Slashdot Mirror

← Back to Stories (view on slashdot.org)

Sebek2 - A Kernel-based Data Capture Tool

Posted by michael on from the i-spy-with-my-little-eye dept.

LogError writes "Sebek is a piece of code the lives entirely in kernel space and records either some or all data accessed by users on the system. This paper is a detailed discussion of Sebek, how it works and its value."

4 of 74 comments (clear)

  1. Great tool in the right hands by mpeg4codec · · Score: 4, Insightful

    This can just as easily be modified and used by blackhats as an advanced rootkit, though. Like everything, it's a double-edged sword.

    1. Re:Great tool in the right hands by moreati · · Score: 5, Insightful

      True, like anthing this has Good and Evil uses, but since it is kernel resident then it requires either a reboot or a siutable set of hooks in the running kernel so it can be loaded as a module.

      Thus the impact of malicuous use of this technology could be mitigated by disabling loadable modules once booted, limiting access to kernel structures by loaded modules, using some varient of TCPA (rootkit module not signed), and/or only accepting shutdown signals from the local console.

      In a corporate environment however I could see this used as a virtually undetectable piece of snitch software, ie for spying on employees at their workstation, even if they have root.

      Regards

      Alex

  2. Palladium can fix this. by Anonymous Coward · · Score: 1, Insightful
    As much as we like to complain about trusted computing initiatives; I think palladium can help.

    If I remember right, one component dealt with keycodes being replaced with encrypted and digitally signed packets that could only be decoded by the process authenticated by the palladium hardware.
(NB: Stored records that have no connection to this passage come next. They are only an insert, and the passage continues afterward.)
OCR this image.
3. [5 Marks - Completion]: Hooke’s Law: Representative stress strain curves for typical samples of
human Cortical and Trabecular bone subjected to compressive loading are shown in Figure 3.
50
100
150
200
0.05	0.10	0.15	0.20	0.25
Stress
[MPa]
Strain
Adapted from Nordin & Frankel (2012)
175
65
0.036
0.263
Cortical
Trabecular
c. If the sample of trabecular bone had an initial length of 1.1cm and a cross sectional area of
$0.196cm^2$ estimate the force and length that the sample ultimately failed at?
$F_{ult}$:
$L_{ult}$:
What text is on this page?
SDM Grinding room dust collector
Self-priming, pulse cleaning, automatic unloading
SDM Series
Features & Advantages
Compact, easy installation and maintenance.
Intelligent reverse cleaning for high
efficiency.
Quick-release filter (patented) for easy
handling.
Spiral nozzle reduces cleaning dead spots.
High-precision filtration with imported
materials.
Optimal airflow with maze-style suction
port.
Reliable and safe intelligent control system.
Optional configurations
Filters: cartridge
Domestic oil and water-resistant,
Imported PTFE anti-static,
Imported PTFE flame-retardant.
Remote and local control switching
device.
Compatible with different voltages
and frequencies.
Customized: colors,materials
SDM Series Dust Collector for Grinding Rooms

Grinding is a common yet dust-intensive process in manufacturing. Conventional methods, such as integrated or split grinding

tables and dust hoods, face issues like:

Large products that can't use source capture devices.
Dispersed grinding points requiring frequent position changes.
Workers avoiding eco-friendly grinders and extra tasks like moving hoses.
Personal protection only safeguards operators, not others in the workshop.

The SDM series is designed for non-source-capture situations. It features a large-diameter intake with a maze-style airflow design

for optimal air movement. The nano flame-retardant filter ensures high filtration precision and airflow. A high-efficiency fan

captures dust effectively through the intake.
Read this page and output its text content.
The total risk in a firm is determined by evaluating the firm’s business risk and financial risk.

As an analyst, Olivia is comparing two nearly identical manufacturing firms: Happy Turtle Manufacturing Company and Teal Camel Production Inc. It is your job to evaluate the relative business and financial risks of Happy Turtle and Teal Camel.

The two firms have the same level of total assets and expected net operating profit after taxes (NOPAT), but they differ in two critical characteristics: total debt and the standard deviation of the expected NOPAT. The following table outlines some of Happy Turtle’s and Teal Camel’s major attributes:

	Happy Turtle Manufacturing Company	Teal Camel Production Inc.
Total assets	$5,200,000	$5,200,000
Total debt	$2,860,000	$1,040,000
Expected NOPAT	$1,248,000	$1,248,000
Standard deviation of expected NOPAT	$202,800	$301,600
    Any spyware, even in the kernel couldn't get the key to decrypt these packets.

    If this is right, and if anyone remembers the details, please help fill me in. No doubt, dozens or hundreds will correct me if I'm wrong. :-)

  3. Plonked off the high horse by poptones · · Score: 2, Insightful
    There are nearly 3/4 of a million registered users of slashdot. Like it or not, cowboy, this isn't a site that caters exclusively to those "already in the know." It's an advocacy site as much as anything, and the readers here are going to come from thousands of difference backgrounds and have thousands of different viewpoints.

    this article is interesting. I'm not an admin of a corporate wan and there's only so much damage that can be done to a home network, so my interest is not sufficient to compel me to "search for it" anymore than my interest in particle physics would drive me to "search for" the latest technical papers on particel accelerators.

    If this offends your l33t sensibilities then you need a thorough ass kicking by RMS and JP Barlow to remind you of why sites like slashdot even exist.